NHS organisations whose blunders led to the death of a three-year-old boy had a total unwillingness to accept that any other view apart from their own was the right one, a damning report has found.
A second investigation by the Parliamentary Health Service Ombudsman (PHSO) into the death of Sam Morrish from Devon concluded it also had lessons to learn from its investigation of complaints.
Sam Morrish died in December 2010 from sepsis following a "catalogue of errors" by GPs, hospital doctors and call handlers at NHS Direct, now replaced by the 111 service.
NHS Direct call handlers failed to categorise Sam's mother's call as urgent, despite indications that his vomit contained blood.
Even when medical staff at Torbay Hospital finally realised he was critically ill, there was a three-hour delay in giving him the antibiotics that could have saved his life.
A review by the PHSO in 2014 found Sam's death was avoidable and he would have survived with proper care and treatment. But Sam's parents, Sue and Scott Morrish, called for a further investigation to find out why their son died and to ensure proper learning across the NHS.
In the latest review, the PHSO concluded there was no attempt to cover up failings in Sam's care but criticised previous investigations.
It said a "fundamental failure in this case was the organisations' - in particular the trust's - total unwillingness to accept that no view other than their own was the right one.
"Those involved appeared to accept almost immediately the view that Sam's death was rare and unfortunate rather than being open to other possibilities and, in doing so, asking open questions as part of a proper investigation that involved staff and the family.
"This was coupled with a general failure to accept that the questions the family were asking might have been reasonable ones."
The damning report detailed the confusion around giving antibiotics when Sam was admitted to Torbay Hospital, part of South Devon Healthcare NHS Foundation Trust.
It also criticised the inadequate investigations carried out by NHS Direct, the Cricketfield GP surgery, NHS Direct, and out-of-hours provider Devon Doctors.

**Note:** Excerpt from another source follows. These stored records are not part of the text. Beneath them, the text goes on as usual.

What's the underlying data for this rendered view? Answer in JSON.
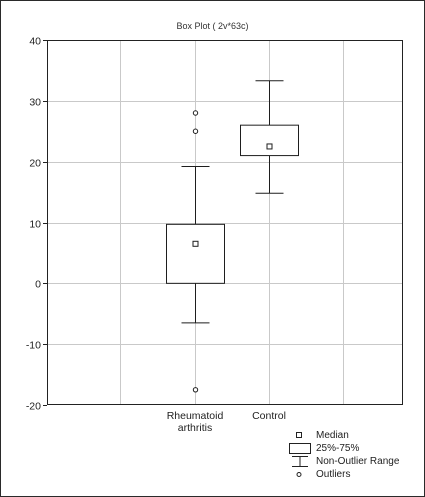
{
  "chart_data": {
    "type": "box",
    "title": "Box Plot ( 2v*63c)",
    "xlabel": "",
    "ylabel": "",
    "ylim": [
      -20,
      40
    ],
    "yticks": [
      -20,
      -10,
      0,
      10,
      20,
      30,
      40
    ],
    "grid": true,
    "legend_position": "bottom-right",
    "categories": [
      "Rheumatoid arthritis",
      "Control"
    ],
    "category_labels": [
      [
        "Rheumatoid",
        "arthritis"
      ],
      [
        "Control"
      ]
    ],
    "boxes": [
      {
        "category": "Rheumatoid arthritis",
        "median": 6.5,
        "q1": 0,
        "q3": 9.7,
        "whisker_low": -6.5,
        "whisker_high": 19.2,
        "outliers": [
          28,
          25,
          -17.5
        ]
      },
      {
        "category": "Control",
        "median": 22.5,
        "q1": 21,
        "q3": 26,
        "whisker_low": 14.8,
        "whisker_high": 33.3,
        "outliers": []
      }
    ],
    "legend": [
      "Median",
      "25%-75%",
      "Non-Outlier Range",
      "Outliers"
    ]
  },
  "colors": {
    "axis": "#222222",
    "grid": "#c9c9c9",
    "box": "#1e1e1e",
    "background": "#ffffff"
  }
}
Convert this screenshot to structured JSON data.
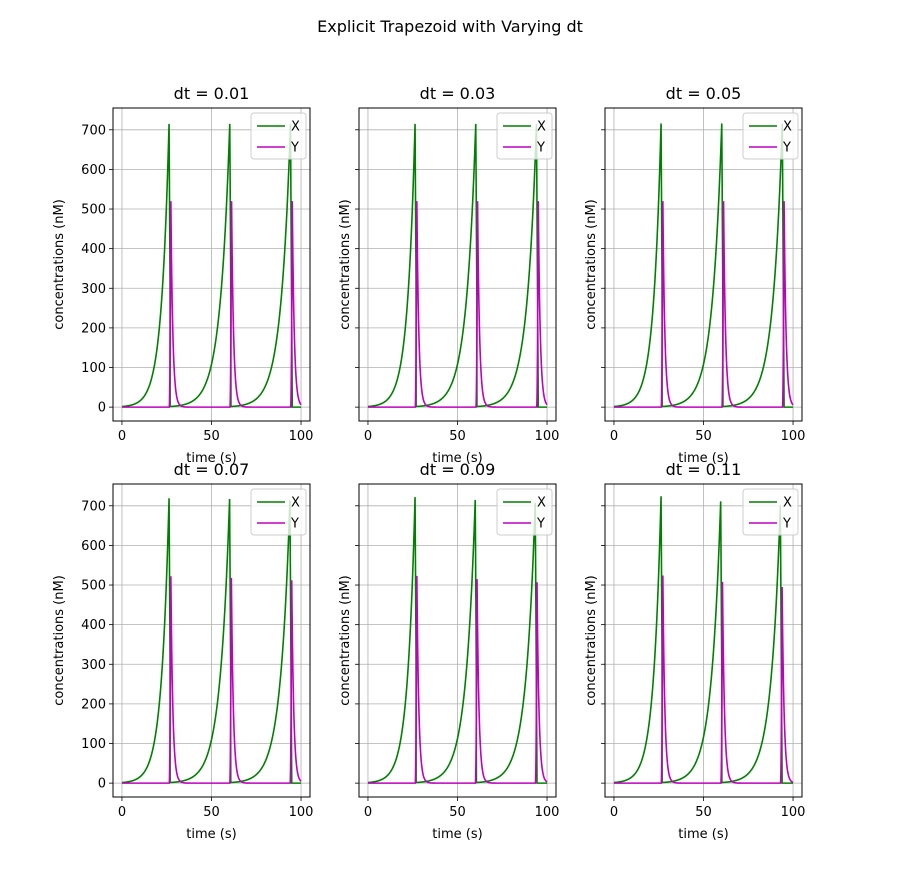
{
  "figure_title": "Explicit Trapezoid with Varying dt",
  "colors": {
    "X": "#008000",
    "Y": "#bf00bf",
    "grid": "#b0b0b0",
    "axes": "#000000"
  },
  "chart_data": [
    {
      "type": "line",
      "title": "dt = 0.01",
      "xlabel": "time (s)",
      "ylabel": "concentrations (nM)",
      "xlim": [
        -5,
        105
      ],
      "ylim": [
        -35,
        755
      ],
      "xticks": [
        0,
        50,
        100
      ],
      "yticks": [
        0,
        100,
        200,
        300,
        400,
        500,
        600,
        700
      ],
      "grid": true,
      "legend": "upper right",
      "series": [
        {
          "name": "X",
          "peaks": [
            [
              26.3,
              715
            ],
            [
              60.2,
              715
            ],
            [
              94.1,
              715
            ]
          ]
        },
        {
          "name": "Y",
          "peaks": [
            [
              27.3,
              520
            ],
            [
              61.2,
              520
            ],
            [
              95.1,
              520
            ]
          ]
        }
      ]
    },
    {
      "type": "line",
      "title": "dt = 0.03",
      "xlabel": "time (s)",
      "ylabel": "concentrations (nM)",
      "xlim": [
        -5,
        105
      ],
      "ylim": [
        -35,
        755
      ],
      "xticks": [
        0,
        50,
        100
      ],
      "yticks": [
        0,
        100,
        200,
        300,
        400,
        500,
        600,
        700
      ],
      "grid": true,
      "legend": "upper right",
      "series": [
        {
          "name": "X",
          "peaks": [
            [
              26.3,
              715
            ],
            [
              60.2,
              715
            ],
            [
              94.1,
              715
            ]
          ]
        },
        {
          "name": "Y",
          "peaks": [
            [
              27.3,
              520
            ],
            [
              61.2,
              520
            ],
            [
              95.1,
              520
            ]
          ]
        }
      ]
    },
    {
      "type": "line",
      "title": "dt = 0.05",
      "xlabel": "time (s)",
      "ylabel": "concentrations (nM)",
      "xlim": [
        -5,
        105
      ],
      "ylim": [
        -35,
        755
      ],
      "xticks": [
        0,
        50,
        100
      ],
      "yticks": [
        0,
        100,
        200,
        300,
        400,
        500,
        600,
        700
      ],
      "grid": true,
      "legend": "upper right",
      "series": [
        {
          "name": "X",
          "peaks": [
            [
              26.3,
              716
            ],
            [
              60.2,
              716
            ],
            [
              94.0,
              716
            ]
          ]
        },
        {
          "name": "Y",
          "peaks": [
            [
              27.3,
              520
            ],
            [
              61.2,
              520
            ],
            [
              95.0,
              520
            ]
          ]
        }
      ]
    },
    {
      "type": "line",
      "title": "dt = 0.07",
      "xlabel": "time (s)",
      "ylabel": "concentrations (nM)",
      "xlim": [
        -5,
        105
      ],
      "ylim": [
        -35,
        755
      ],
      "xticks": [
        0,
        50,
        100
      ],
      "yticks": [
        0,
        100,
        200,
        300,
        400,
        500,
        600,
        700
      ],
      "grid": true,
      "legend": "upper right",
      "series": [
        {
          "name": "X",
          "peaks": [
            [
              26.3,
              719
            ],
            [
              60.1,
              717
            ],
            [
              93.8,
              714
            ]
          ]
        },
        {
          "name": "Y",
          "peaks": [
            [
              27.3,
              522
            ],
            [
              61.1,
              518
            ],
            [
              94.8,
              512
            ]
          ]
        }
      ]
    },
    {
      "type": "line",
      "title": "dt = 0.09",
      "xlabel": "time (s)",
      "ylabel": "concentrations (nM)",
      "xlim": [
        -5,
        105
      ],
      "ylim": [
        -35,
        755
      ],
      "xticks": [
        0,
        50,
        100
      ],
      "yticks": [
        0,
        100,
        200,
        300,
        400,
        500,
        600,
        700
      ],
      "grid": true,
      "legend": "upper right",
      "series": [
        {
          "name": "X",
          "peaks": [
            [
              26.3,
              722
            ],
            [
              59.9,
              715
            ],
            [
              93.4,
              708
            ]
          ]
        },
        {
          "name": "Y",
          "peaks": [
            [
              27.3,
              523
            ],
            [
              60.9,
              515
            ],
            [
              94.4,
              507
            ]
          ]
        }
      ]
    },
    {
      "type": "line",
      "title": "dt = 0.11",
      "xlabel": "time (s)",
      "ylabel": "concentrations (nM)",
      "xlim": [
        -5,
        105
      ],
      "ylim": [
        -35,
        755
      ],
      "xticks": [
        0,
        50,
        100
      ],
      "yticks": [
        0,
        100,
        200,
        300,
        400,
        500,
        600,
        700
      ],
      "grid": true,
      "legend": "upper right",
      "series": [
        {
          "name": "X",
          "peaks": [
            [
              26.3,
              724
            ],
            [
              59.6,
              711
            ],
            [
              92.9,
              700
            ]
          ]
        },
        {
          "name": "Y",
          "peaks": [
            [
              27.3,
              524
            ],
            [
              60.6,
              508
            ],
            [
              93.9,
              495
            ]
          ]
        }
      ]
    }
  ]
}
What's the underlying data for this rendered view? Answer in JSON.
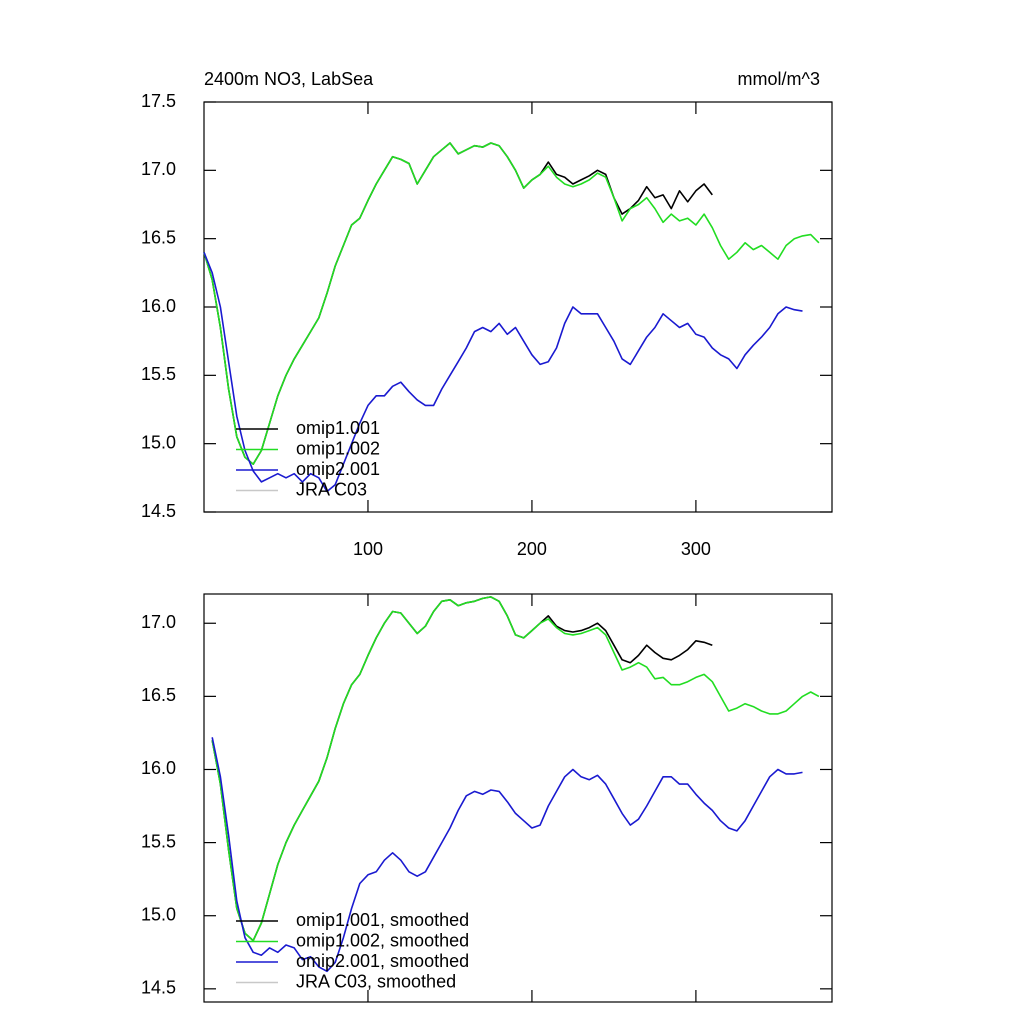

It said: "The organisations made no clear attempt collectively to seek to identify lessons from this case.
"Without a proper investigation into the events that took place, involving the staff and the family, there was no possibility of learning (locally or nationally) or action being taken to avoid such incidents in the future."
It also agreed with Mr and Mrs Morrish on their assessment of the NHS's failings.
It said: "Mr and Mrs Morrish complained that the NHS investigation processes are not fit for purpose, believing that they are not sufficiently independent, inquisitive, open or transparent, properly focused on learning, or able to span organisational and hierarchical barriers, and that they exclude patients, their families, and junior staff in the process.
"In relation to the investigations undertaken after Sam's death, we agree."
PHSO Julie Mellor said: 'We hope that this case acts as a wake-call up for NHS leaders to support a no-blame culture in which leaders and staff in every NHS organisation feel confident to find out if and why something went wrong and to learn from it.
"The new Health Safety Investigation Branch (HSIB) is a step in the right direction, but will only investigate a small number of cases.
"We want to see a national accredited training programme for people carrying out NHS investigations and for this to include clarity about independence and accountability."
Mr Morrish said: "I hope that this report leads to rapid change in the culture of the NHS, so that mistakes can be recognised, investigated and learnt from. Anything short of that isn't safe for patients and isn't fair to NHS staff.
"I hope that no other family has to go what we have been through. Sam's death was avoidable, and the NHS should have given us the answers we needed soon after he died, to enable improvements to be made."